We got down the rest of the way and found a man on his back with his head almost entirely. pounded into the sandbank by a seaman' s footlocker, which, nevertheless, he continued to hold in his arms as the object of his love. Donne said quietly it was Tace Simmons. There was a great mess of blood and matter around the head, which had struck some sort of rock under the sand. One of the eyes had been dislodged from its socket. When we pulled the footlocker out of the stiffened arms, the latches, which had no padlocks, fell open with a clink. Donne opened the top of the chest back on its hinges, and there, filling it from top to bottom, were stacks of greenbacks, federal gold certificates of every denomination, and even shinplasters, notes for amounts less than a dollar. Donne remarked that apparently not all of Mr Pemberton' s fortune had been turned over to the enterprise of endless life. "Cunning to the end" was wha
t he said by way of eulogy, but with respect to the factotum Simmons or to the old man up on the bluff, I could not tell.
Twenty-six
THE LAWS of New York State held-for all I know they still do - that a person committed to an insane asylum by anyone other than a legal relation has to be examined by a board of qualified alienists, to determine if the commitment is appropriate. Sartorius had no living relations. The doctors at the Bloomingdale facility having recommended his confinement in the New York State Institution for the Criminally Insane on Blackwell' s Island, a state appointed Commissio de Lunatico Inquirendo, as the alienists themselves so delicately put it, was called into session. All this in a matter of weeks. It was unseemly haste on the part of the medical community! The Commissio was not a court and had no obligation to make its hearings public. I was beside myself. Try as I might, I couldn' t sit in. At one point, I know, they adjourned to the waterworks to examine Sartorius' s facilities. They called on Martin Pemberton for his testimony, and somehow Dr Grimshaw, terribly exercised by the thought that Sartorius might not stand before a court for his crimes, arranged to be heard before them. Donne was not called, nor was I.
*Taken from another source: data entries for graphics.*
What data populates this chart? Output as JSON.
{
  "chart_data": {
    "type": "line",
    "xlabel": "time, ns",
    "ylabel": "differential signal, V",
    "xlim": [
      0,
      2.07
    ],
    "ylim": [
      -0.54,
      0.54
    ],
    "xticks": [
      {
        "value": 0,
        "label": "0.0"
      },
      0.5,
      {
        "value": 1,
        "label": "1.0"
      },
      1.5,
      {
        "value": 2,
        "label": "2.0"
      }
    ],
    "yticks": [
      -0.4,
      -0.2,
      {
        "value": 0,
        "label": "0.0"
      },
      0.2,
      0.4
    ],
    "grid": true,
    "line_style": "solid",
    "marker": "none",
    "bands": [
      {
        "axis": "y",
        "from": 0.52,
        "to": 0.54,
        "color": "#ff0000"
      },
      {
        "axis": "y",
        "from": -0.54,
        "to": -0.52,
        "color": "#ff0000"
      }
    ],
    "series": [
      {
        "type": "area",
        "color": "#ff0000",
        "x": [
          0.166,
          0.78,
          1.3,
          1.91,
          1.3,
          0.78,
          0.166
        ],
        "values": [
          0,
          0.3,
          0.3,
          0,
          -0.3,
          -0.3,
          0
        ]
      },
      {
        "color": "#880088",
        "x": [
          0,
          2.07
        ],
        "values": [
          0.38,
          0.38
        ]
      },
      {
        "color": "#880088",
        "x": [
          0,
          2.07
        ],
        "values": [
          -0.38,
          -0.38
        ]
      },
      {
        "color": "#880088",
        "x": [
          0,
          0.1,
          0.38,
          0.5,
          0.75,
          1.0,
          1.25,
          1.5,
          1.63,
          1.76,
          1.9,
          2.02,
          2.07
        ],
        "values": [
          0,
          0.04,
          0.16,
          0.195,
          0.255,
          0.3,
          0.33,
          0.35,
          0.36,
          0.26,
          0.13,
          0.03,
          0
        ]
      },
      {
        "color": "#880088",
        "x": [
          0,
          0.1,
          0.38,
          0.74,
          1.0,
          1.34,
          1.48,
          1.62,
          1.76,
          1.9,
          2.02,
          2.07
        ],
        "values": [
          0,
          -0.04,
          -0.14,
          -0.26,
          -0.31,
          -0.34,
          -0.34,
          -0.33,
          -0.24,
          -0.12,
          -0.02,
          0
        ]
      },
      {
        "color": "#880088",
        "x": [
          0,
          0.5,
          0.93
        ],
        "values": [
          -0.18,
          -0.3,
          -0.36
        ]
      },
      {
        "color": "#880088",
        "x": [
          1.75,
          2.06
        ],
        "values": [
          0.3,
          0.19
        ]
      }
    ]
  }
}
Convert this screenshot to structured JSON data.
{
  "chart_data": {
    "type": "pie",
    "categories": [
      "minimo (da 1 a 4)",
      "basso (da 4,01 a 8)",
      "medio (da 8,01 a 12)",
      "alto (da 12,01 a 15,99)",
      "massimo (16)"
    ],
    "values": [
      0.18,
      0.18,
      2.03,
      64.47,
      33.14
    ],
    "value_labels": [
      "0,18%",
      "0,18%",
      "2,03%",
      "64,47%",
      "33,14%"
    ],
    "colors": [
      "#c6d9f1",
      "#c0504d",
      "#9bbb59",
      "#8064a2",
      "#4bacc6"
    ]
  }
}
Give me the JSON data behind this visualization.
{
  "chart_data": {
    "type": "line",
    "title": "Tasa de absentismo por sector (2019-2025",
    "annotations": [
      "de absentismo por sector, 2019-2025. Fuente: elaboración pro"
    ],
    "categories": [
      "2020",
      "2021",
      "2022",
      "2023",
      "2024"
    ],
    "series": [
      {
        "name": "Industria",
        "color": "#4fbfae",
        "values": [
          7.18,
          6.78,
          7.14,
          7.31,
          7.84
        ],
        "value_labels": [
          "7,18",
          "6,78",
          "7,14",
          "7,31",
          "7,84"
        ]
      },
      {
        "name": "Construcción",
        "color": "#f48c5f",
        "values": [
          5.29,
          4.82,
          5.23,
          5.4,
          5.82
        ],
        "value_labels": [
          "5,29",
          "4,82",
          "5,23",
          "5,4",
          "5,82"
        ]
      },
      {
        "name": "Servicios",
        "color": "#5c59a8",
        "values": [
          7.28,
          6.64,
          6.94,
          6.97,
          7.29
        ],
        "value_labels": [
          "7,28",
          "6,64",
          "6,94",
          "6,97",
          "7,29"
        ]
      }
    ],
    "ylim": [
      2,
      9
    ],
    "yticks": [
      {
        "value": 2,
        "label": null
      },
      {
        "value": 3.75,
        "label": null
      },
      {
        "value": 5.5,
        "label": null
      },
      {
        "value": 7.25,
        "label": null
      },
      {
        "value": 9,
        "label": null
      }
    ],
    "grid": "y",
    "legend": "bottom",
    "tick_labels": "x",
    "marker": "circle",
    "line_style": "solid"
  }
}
No written record was made of their deliberations. The report of the Commissio was sealed by court order and to this day has never been released. But let me tell you about institutional thought. Whatever the institution, and however worthy or substantive, its mind is not an entirely human mind, though it is made up of human minds. If it were really human it would be capable of surprises, if it were wholly human it would be motivated by all sorts of noble or ignoble ideas. But the institutional mind has only one mental operation: It abhors truth.
The head of the Commissio was Dr Sumner Hamilton, a leading psychiatrist of the city. He was a stout, heavily jowled man who waxed his mustaches and combed his thin black hair crosswise, ear to ear. He loved good food and wine, as I was to learn, after footing the bill for our dinner at Delmonico' s years later, when he was quite willing to talk.